Tuesday, July 03, 2018

A Long, Slow, Obscure Developing Crisis

I was and remain skeptical of the notion that will power (self-regulation, putting-off-the-marshmallow, whatever you want to call it) is trainable, and I still find it difficult to imagine what the mechanism of that "training" might be, but I don't know how else to explain the steady progression in my self-control. There were changes in my life a year and a half ago that substantially reduced my stress, and which made bringing my eating under control possible, but those were one-offs, and this development seems to keep going. There's all kinds of ways in which I can self-regulate now, all kinds of planning I can undertake and carry out. Eating, spending, exercise, social media fritter: they're all becoming workable.

I suppose an explanation that doesn't involve the will being generally trainable would simply be that when you've got more will available, you construct new daily routines, and as those daily routines become habitual, the will you used to construct them becomes available for new construction. That would account for the appearance of steady progression. It looks like more and more self-regulatory power, but actually it's just that the steady finite surplus "accumulates" in the form of habits.


There also of course is just an enormously increased sense of self-efficacy. But none of this quite explains how easy it now feels -- how progressively easier it feels -- when I encounter a temptation, to shrug my shoulders and say, "sounds nice, sure, but I'm not someone who yields to temptation any more. That's not who I am."


On the other hand, I am in a long, slow, obscure developing crisis: the grandiosity of my former self -- the flip side of yielding to temptation -- has also been going away, and it leaves me up against my limitations and my mortality, in a particularly bleak way. In the last third of my life (assuming luck), what can I do that's of any use to anyone? How can I serve? I don't know. So many of my basic assumptions are dissolving, in this corrosive political atmosphere. I need to find or make a compass: I need to wake with a purpose. Eating right and exercising are well and good, but they're instrumental goals, not ultimate ones. The point of maintaining a car is that you eventually mean to drive it somewhere.

6 comments:

Jo said...

Dale, the sense of gratitude and relief I felt when I read your body essay will stay with me forever. I don't think you need to feel in crisis about not contributing. I believe it's ok live a small life, and make your little 4 square feet around you a good place in whatever way you can.

Dale said...

xoxoxo Oh, thank you, Jo!

N. D'Arbeloff said...

"...I need to find or make a compass: I need to wake with a purpose. Eating right and exercising are well and good, but they're instrumental goals, not ultimate ones. The point of maintaining a car is that you eventually mean to drive it somewhere. "

I hear you. Hear hear!

Anonymous said...

In thinking about your contributions, I suspect you underestimate the positives for others of all varieties of your writing. And your massage activities.....?

ceci

Sabine said...

So who put that expectation into our minds and souls, to be of service, to be useful, to strive for change, to have a purpose - whatever? Always active, be active, contribute by being active?

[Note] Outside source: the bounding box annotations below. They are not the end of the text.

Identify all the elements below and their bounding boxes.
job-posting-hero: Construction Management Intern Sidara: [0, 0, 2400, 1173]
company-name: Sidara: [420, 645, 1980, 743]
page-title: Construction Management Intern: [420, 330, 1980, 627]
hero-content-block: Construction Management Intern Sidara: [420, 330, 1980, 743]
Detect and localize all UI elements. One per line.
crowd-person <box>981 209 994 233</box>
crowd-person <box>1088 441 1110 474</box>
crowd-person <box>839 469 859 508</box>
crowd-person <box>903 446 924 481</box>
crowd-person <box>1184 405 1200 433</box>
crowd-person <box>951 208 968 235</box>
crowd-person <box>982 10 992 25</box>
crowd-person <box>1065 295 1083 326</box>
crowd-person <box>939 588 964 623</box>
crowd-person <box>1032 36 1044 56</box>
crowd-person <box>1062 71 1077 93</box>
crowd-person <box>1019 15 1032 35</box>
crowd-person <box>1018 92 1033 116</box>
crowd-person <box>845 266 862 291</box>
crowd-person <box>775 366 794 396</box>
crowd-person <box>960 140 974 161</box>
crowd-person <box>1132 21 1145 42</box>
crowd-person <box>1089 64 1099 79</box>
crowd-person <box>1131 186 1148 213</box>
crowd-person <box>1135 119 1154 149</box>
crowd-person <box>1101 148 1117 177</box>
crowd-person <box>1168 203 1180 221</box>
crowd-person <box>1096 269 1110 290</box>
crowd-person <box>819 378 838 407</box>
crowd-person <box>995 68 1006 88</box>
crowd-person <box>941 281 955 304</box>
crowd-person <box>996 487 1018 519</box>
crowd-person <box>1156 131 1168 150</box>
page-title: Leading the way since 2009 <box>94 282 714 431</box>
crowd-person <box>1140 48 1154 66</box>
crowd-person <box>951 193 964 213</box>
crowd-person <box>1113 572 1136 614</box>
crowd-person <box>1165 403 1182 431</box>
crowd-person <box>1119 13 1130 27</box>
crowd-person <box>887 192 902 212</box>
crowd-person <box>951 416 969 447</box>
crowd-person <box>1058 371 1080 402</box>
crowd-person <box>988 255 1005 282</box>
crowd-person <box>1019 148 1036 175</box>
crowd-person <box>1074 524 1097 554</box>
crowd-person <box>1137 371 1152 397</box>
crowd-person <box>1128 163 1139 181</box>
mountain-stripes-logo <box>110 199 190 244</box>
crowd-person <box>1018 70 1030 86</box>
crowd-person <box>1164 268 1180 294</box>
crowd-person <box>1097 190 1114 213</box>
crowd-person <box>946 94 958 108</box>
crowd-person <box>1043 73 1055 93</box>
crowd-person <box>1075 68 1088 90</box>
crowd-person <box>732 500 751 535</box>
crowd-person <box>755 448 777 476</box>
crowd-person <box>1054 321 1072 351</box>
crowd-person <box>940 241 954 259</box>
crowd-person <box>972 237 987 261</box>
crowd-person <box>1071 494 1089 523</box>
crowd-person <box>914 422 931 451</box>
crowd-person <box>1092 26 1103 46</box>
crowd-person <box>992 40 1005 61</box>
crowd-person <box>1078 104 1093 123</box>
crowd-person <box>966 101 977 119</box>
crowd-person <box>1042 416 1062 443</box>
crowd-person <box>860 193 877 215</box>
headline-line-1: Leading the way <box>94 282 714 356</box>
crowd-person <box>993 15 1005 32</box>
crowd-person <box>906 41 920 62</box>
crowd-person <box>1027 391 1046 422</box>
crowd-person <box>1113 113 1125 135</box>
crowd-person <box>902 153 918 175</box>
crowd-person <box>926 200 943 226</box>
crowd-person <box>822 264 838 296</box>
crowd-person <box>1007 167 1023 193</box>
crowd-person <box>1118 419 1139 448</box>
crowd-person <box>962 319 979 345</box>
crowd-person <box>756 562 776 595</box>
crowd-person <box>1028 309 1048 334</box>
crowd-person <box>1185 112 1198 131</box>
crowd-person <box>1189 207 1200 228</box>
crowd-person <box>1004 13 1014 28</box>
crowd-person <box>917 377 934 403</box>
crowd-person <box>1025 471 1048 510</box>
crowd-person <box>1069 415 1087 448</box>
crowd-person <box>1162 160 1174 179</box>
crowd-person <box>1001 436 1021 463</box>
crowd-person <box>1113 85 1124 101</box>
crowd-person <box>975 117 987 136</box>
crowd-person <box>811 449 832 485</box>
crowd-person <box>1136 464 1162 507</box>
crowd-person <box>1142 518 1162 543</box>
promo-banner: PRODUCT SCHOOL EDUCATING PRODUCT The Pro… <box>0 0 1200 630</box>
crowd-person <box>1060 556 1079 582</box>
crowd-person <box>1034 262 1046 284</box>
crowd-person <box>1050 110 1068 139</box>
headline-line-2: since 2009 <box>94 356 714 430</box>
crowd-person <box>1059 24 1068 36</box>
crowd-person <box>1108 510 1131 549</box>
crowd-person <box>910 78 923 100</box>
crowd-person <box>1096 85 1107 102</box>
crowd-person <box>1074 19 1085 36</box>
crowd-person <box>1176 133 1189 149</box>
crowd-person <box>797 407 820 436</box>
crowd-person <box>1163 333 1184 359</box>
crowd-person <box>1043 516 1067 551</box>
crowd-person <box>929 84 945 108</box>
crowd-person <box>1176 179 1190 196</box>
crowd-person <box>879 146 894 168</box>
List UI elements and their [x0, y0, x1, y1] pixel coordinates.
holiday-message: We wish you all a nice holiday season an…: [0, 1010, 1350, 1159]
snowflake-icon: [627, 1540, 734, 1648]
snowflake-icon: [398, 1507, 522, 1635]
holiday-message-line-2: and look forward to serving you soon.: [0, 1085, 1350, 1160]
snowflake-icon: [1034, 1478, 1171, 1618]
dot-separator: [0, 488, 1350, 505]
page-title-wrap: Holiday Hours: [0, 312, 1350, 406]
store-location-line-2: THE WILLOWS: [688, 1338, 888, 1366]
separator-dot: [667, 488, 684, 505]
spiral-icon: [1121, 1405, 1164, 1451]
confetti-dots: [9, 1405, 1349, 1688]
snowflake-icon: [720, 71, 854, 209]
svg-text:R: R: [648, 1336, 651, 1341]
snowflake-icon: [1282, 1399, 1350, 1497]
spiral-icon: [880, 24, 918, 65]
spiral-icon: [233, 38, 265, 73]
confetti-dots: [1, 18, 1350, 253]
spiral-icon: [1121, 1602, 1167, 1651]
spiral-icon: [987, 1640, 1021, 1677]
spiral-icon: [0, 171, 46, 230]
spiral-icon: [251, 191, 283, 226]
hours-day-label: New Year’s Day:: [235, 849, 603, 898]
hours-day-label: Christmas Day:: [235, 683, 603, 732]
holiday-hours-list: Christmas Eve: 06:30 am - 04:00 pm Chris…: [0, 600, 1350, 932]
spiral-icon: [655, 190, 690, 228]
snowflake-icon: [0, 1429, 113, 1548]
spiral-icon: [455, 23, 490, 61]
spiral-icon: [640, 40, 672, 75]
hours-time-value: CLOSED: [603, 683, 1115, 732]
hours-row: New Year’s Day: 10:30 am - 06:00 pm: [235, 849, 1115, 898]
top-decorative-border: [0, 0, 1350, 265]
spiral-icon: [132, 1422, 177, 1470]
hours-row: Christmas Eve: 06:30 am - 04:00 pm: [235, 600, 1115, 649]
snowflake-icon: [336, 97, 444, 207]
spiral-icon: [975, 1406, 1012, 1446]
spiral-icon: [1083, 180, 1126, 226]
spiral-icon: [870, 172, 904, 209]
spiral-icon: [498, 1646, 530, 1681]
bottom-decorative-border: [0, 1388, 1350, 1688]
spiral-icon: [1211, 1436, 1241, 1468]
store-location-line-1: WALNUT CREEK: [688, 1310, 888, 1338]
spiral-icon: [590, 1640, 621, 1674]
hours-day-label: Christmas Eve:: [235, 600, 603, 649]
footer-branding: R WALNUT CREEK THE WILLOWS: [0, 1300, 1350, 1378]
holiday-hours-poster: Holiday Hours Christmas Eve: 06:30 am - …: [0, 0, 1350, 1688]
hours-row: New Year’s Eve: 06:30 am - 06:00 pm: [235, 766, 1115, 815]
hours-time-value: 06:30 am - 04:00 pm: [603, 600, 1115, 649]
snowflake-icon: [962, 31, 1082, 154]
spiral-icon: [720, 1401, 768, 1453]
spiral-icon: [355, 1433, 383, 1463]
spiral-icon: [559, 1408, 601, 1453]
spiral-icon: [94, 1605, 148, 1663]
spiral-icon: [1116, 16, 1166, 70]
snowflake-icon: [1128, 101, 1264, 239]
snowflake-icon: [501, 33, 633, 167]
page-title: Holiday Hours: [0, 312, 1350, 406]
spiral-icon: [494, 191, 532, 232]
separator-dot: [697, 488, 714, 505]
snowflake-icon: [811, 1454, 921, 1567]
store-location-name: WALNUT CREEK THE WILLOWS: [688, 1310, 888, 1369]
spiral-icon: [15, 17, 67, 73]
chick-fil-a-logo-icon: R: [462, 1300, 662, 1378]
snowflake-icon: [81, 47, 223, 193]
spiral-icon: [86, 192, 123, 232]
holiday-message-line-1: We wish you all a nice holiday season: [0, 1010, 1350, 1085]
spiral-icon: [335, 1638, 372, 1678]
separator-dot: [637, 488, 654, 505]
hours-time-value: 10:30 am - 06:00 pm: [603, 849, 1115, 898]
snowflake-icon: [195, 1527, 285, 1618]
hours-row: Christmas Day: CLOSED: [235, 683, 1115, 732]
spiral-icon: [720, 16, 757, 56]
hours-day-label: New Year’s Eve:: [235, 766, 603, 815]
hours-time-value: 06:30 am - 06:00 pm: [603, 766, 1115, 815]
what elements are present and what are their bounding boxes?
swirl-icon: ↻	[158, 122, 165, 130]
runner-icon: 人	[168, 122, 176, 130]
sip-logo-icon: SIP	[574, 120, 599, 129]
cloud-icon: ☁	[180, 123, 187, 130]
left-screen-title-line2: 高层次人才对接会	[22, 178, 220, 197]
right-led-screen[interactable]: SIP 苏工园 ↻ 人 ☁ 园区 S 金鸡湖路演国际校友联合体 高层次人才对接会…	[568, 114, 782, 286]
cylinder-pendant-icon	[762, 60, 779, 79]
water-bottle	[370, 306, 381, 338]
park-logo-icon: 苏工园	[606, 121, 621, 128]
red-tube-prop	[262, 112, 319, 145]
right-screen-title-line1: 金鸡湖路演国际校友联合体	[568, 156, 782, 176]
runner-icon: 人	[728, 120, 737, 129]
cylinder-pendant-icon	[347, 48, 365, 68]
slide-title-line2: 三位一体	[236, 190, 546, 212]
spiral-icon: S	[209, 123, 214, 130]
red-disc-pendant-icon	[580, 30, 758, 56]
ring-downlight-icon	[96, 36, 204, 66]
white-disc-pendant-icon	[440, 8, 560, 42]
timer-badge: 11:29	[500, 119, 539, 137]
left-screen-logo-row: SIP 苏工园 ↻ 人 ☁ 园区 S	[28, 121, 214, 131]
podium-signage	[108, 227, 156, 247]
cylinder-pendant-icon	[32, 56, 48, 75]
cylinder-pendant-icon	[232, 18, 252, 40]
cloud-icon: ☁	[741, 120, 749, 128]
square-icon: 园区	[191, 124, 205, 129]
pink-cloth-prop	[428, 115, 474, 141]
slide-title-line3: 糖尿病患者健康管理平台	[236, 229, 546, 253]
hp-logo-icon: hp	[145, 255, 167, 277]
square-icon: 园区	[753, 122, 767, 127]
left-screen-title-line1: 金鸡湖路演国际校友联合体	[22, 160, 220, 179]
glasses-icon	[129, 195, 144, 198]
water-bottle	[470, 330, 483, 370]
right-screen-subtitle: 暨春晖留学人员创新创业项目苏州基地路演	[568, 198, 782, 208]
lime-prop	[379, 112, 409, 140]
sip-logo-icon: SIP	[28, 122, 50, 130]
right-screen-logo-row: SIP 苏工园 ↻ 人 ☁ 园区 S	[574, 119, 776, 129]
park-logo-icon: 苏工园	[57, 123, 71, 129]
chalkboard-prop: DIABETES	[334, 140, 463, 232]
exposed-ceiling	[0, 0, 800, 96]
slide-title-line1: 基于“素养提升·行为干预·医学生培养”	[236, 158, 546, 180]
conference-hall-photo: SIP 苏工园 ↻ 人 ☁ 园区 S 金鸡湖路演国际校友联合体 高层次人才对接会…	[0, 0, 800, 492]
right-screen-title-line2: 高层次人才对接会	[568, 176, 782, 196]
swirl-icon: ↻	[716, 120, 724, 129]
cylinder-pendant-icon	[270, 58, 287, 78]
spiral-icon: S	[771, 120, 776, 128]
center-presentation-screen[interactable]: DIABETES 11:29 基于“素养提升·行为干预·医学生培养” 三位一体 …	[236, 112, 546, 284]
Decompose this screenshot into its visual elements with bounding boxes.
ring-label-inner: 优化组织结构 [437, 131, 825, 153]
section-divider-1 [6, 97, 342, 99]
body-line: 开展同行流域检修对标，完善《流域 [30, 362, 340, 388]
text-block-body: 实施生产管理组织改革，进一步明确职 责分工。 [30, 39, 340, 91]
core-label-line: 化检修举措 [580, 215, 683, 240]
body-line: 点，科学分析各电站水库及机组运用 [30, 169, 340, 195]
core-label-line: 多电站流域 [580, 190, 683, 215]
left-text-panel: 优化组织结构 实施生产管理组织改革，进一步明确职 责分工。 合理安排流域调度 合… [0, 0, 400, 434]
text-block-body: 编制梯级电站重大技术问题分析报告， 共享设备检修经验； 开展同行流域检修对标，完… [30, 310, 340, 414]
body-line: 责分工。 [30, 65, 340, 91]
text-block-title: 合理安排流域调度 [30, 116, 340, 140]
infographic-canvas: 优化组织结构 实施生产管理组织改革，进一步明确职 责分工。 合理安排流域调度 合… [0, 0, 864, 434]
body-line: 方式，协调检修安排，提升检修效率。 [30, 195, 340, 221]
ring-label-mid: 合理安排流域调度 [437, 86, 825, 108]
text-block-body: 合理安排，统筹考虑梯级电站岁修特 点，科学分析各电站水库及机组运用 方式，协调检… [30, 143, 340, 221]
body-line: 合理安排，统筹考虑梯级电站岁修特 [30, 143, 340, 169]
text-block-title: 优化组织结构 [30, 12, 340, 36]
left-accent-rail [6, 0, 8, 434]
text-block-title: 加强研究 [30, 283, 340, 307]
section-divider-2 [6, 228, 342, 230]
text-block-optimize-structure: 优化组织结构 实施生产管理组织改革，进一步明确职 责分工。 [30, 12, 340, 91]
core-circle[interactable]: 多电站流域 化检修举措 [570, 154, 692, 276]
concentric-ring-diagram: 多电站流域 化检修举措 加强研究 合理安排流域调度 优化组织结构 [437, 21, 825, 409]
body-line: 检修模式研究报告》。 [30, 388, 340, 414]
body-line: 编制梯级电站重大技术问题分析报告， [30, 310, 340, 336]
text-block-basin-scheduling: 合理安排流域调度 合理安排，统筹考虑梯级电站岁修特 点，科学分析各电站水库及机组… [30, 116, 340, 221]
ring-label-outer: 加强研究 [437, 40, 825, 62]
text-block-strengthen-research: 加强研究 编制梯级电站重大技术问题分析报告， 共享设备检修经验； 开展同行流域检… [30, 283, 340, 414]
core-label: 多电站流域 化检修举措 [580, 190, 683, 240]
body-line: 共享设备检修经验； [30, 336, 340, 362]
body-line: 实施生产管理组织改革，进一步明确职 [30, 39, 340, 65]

A long time ago, I whispered to my daughter, who was searching and feeling lost:

With unfailing kindness, your life always presents what you need to learn. Whether you stay home or work or whatever, the next chapter is going to pop right up.



Dale said...

Thanks, Ceci. I've been thinking a lot more about this, and yes, what about the massage? Why am I discounting that, and the Foundation work, and the writing, all three? Mulling that over.

:-) -- And thanks, Sabine. Yes, it wouldn't need to be active, and in some ways choosing a path forward is not what actually happens -- often one's feet are already on the path one's going to "choose." I do feel the lack, though. I was browsing through some writing on happiness (as an academic field of psychological study) and one of the basic components was "meaning" or "purpose." (Not sure how many people grasp the philosophical difficulties of these concepts, but leave that aside, for the moment.) Thinking about my life, it seemed obvious to me: this is something I have had at times, but don't have now -- what happened to it? Is it recoverable, or replaceable?